No cinema, a bilheteira nacional apoiou-se muito em franquias de animação (familiares, exportáveis e fiavelmente rentáveis) e num fluxo constante de dramas histórico-militares ao lado de comédias. O cinema de autor e de circuito de festivais russo ainda existe, mas atinge um público muito menor internamente do que internacionalmente.
Este é um retrato cultural, não um endosso de nenhum título, canal ou figura em particular — verifique a programação atual e, se um nome for politicamente relevante para si, confirme-o de forma independente em vez de assumir que este guia toma posição.

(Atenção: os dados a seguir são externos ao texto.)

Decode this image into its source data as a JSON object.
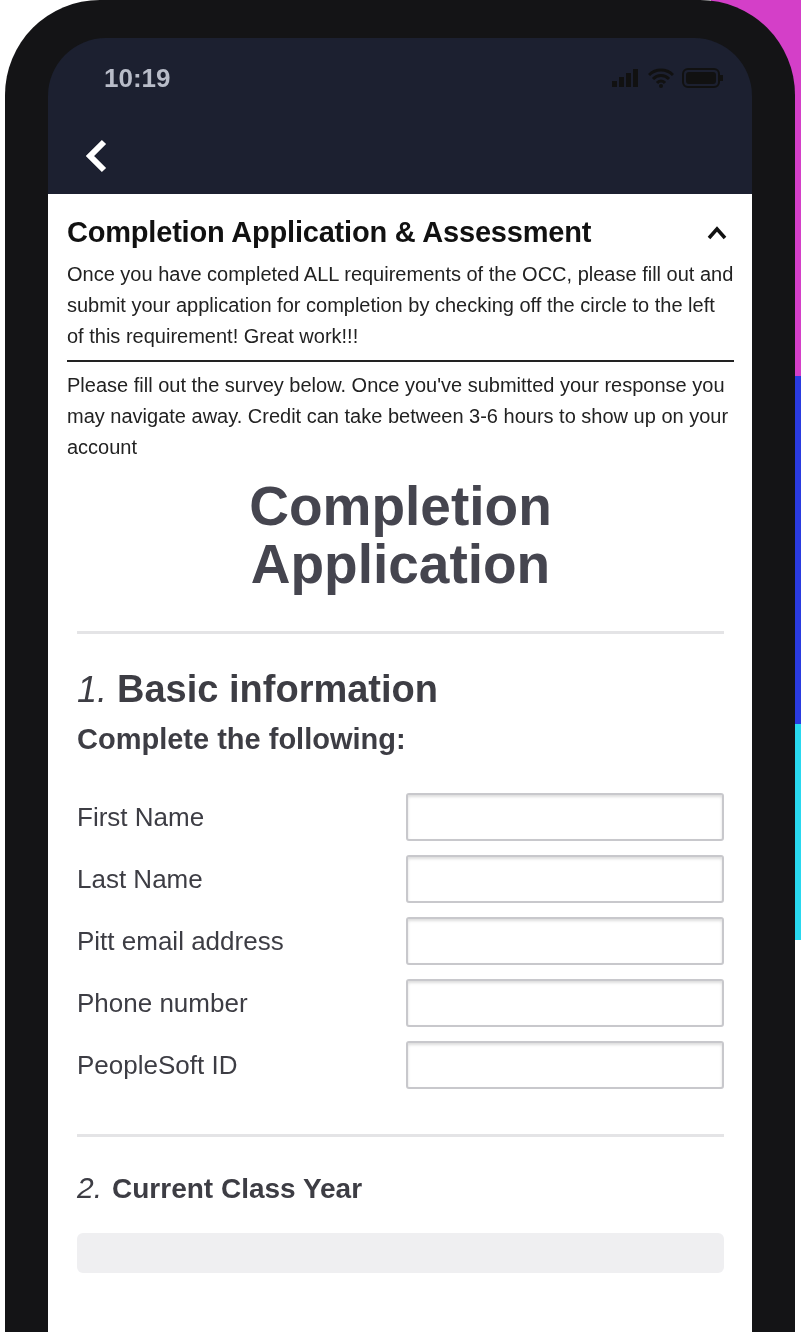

Ver a partir do estrangeiro: o que realmente funciona
A maioria destas plataformas restringe geograficamente a intervalos de IP russos e, para pagamento, a cartões russos. A partir de fora da Rússia, as vias práticas são: uma VPN com saída russa mais uma forma de pagar (o cartão de um contacto russo, ou um serviço de pagamento local usado com autorização), ou simplesmente depender de espelhos e re-uploads não oficiais, comuns em comunidades da diáspora mas com as ressalvas habituais de direitos de autor.

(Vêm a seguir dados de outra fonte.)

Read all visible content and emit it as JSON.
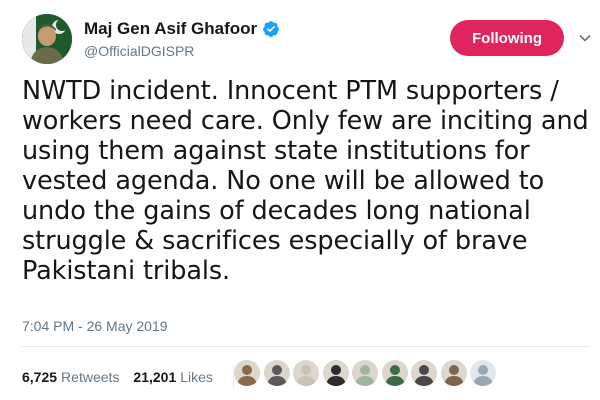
{
  "user": {
    "name": "Maj Gen Asif Ghafoor",
    "handle": "@OfficialDGISPR",
    "verified": true
  },
  "follow_button": {
    "label": "Following",
    "color": "#e0245e"
  },
  "tweet": {
    "lines": [
      "NWTD incident. Innocent PTM supporters /",
      "workers need care. Only few are inciting and",
      "using them against state institutions for",
      "vested agenda. No one will be allowed to",
      "undo the gains of decades long national",
      "struggle & sacrifices especially of brave",
      "Pakistani tribals."
    ]
  },
  "timestamp": "7:04 PM - 26 May 2019",
  "stats": {
    "retweets": {
      "count": "6,725",
      "label": "Retweets"
    },
    "likes": {
      "count": "21,201",
      "label": "Likes"
    }
  },
  "likers": [
    {
      "icon": "liker-avatar-1",
      "color": "#8a6a4a"
    },
    {
      "icon": "liker-avatar-2",
      "color": "#5a5a5a"
    },
    {
      "icon": "liker-avatar-3",
      "color": "#c9c2b6"
    },
    {
      "icon": "liker-avatar-4",
      "color": "#2c2c2c"
    },
    {
      "icon": "liker-avatar-5",
      "color": "#a1b4a0"
    },
    {
      "icon": "liker-avatar-6",
      "color": "#3d6b4a"
    },
    {
      "icon": "liker-avatar-7",
      "color": "#4a4a4a"
    },
    {
      "icon": "liker-avatar-8",
      "color": "#7a6650"
    },
    {
      "icon": "liker-avatar-9",
      "color": "#9aa6b0"
    }
  ]
}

Para música, algumas sobreposições de catálogo com serviços internacionais (uma faixa lançada simultaneamente no Yandex Music e noutro lado) significam que o caminho mais fácil é simplesmente verificar se o artista também está numa plataforma que já tem.
O que se perde na tradução
Muito do humor do rap russo e da cultura de internet assenta em jogos de palavras, referências da era soviética e uma ironia muito específica de rosto sério que não sobrevive bem às legendas. Séries construídas em torno do absurdo burocrático ou de escritório chegam de forma muito diferente a quem já viveu a versão real.
Em contrapartida, muita coisa viaja bem — ganchos melódicos, estilo visual e o som phonk em particular provaram ser exportáveis sem qualquer tradução necessária.
Como a cena mudou desde 2022
A mudança mais visível não é tanto sobre conteúdo a desaparecer, mas sobre a distribuição a consolidar-se: menos apps internacionais, mais nacionais a fazer o mesmo trabalho. Uma segunda mudança é geracional — as audiências mais jovens descobrem cada vez mais música e séries através de vídeo curto (VK Clips, canais de Telegram) em vez da página inicial de uma app de streaming dedicada, o que baralhou a forma como algo se torna realmente popular.
Um guia rápido se estiver curioso
Se quiser experimentar a cena sem percorrer tudo:
- Para phonk e rap: procure as playlists editoriais do Yandex Music com a etiqueta do género; muitas faixas também estão espelhadas em plataformas internacionais.
- Para uma série nacional: a página inicial da START costuma mostrar o que está a ser mais comentado.
- Para cinema: vale a pena navegar na cultura de classificação e crítica do Kinopoisk (o seu equivalente ao IMDb), nem que seja para ver o que está em alta localmente.
- Para descoberta fora do algoritmo: grupos de VK dedicados a géneros específicos são muitas vezes onde a música independente surge primeiro.
Plataformas, catálogos e títulos populares mudam constantemente. Isto é um retrato cultural descritivo a setembro de 2026, não um endosso de nenhuma pessoa, canal ou obra — verifique a disponibilidade e o conteúdo atuais de forma independente.